China is actively recruiting foreign banks and gold producers to join a new global gold exchange based in Shanghai, according to a report by Reuters.
This is a clear signal that the world's top producer and importer of the precious metal is looking to exert a greater influence over gold pricing.
The move follows last week’s revelation that the U.K. Financial Conduct Authority found Barclays was guilty of falsely manipulating the gold price over a period almost 10 years.
During the same week, the Shanghai Gold Exchange (SGE) received permission from China’s central bank to launch a global trading platform in the Shanghai’s pilot free trade zone.
The move is widely seen as a challenge to New York and London’s dominance in the gold trade and gold pricing.
According to Reuter, the state-backed SGE has asked bullion banks such as HSBC, Australia and New Zealand Banking Group, Standard Bank, Standard Chartered and Bank of Nova Scotia to take part in the new global trading platform.
SGE already operates the biggest physical gold exchange in the world, domestic banks, miners and retailers buy and sell gold. Sources indicated that the platform could be opened to foreign gold brokerages and gold producers.
"China wants to have more voice in gold prices," said Industrial Bank analyst Jiang Shu. "The international exchange is the first step towards gaining a say in gold pricing."
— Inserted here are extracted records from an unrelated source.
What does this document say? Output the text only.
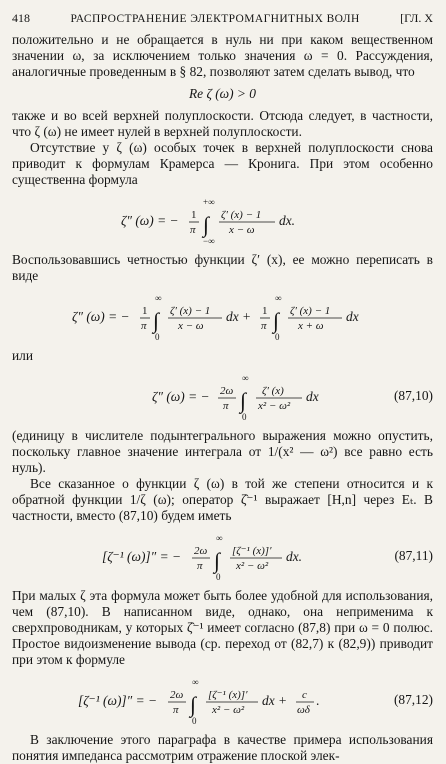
418	РАСПРОСТРАНЕНИЕ ЭЛЕКТРОМАГНИТНЫХ ВОЛН	[ГЛ. X

положительно и не обращается в нуль ни при каком вещественном значении ω, за исключением только значения ω = 0. Рассуждения, аналогичные проведенным в § 82, позволяют затем сделать вывод, что

Re ζ (ω) > 0

также и во всей верхней полуплоскости. Отсюда следует, в частности, что ζ (ω) не имеет нулей в верхней полуплоскости.

Отсутствие у ζ (ω) особых точек в верхней полуплоскости снова приводит к формулам Крамерса — Кронига. При этом особенно существенна формула

ζ″ (ω) = − 1
π
+∞
∫
−∞
ζ′ (x) − 1
x − ω
dx.

Воспользовавшись четностью функции ζ′ (x), ее можно переписать в виде

ζ″ (ω) = − 1
π
∞
∫
0
ζ′ (x) − 1
x − ω
dx + 1
π
∞
∫
0
ζ′ (x) − 1
x + ω
dx

или

ζ″ (ω) = − 2ω
π
∞
∫
0
ζ′ (x)
x² − ω²
dx	(87,10)

(единицу в числителе подынтегрального выражения можно опустить, поскольку главное значение интеграла от 1/(x² — ω²) все равно есть нуль).

Все сказанное о функции ζ (ω) в той же степени относится и к обратной функции 1/ζ (ω); оператор ζ̂⁻¹ выражает [H,n] через Eₜ. В частности, вместо (87,10) будем иметь

[ζ⁻¹ (ω)]″ = − 2ω
π
∞
∫
0
[ζ⁻¹ (x)]′
x² − ω²
dx.	(87,11)

При малых ζ эта формула может быть более удобной для использования, чем (87,10). В написанном виде, однако, она неприменима к сверхпроводникам, у которых ζ̂⁻¹ имеет согласно (87,8) при ω = 0 полюс. Простое видоизменение вывода (ср. переход от (82,7) к (82,9)) приводит при этом к формуле

[ζ⁻¹ (ω)]″ = − 2ω
π
∞
∫
0
[ζ⁻¹ (x)]′
x² − ω²
dx + c
ωδ
.	(87,12)

В заключение этого параграфа в качестве примера использования понятия импеданса рассмотрим отражение плоской элек-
"If you don't allow foreign players to participate in your market actively, or do not push Chinese financial institutions to participate in the international market, then China's strong gold demand is only a number, not a power," he said.
Industrial Bank is one of 12 banks currently allowed to import gold into China.
“Currently, the London gold ‘fix’ is the benchmark for spot prices, while New York's COMEX contract sets the futures' benchmark,” wrote Reuters’ A. Ananthalakshmi.“SGE prices are tracked to gauge Chinese demand as reflected in premiums or discounts to spot rates.”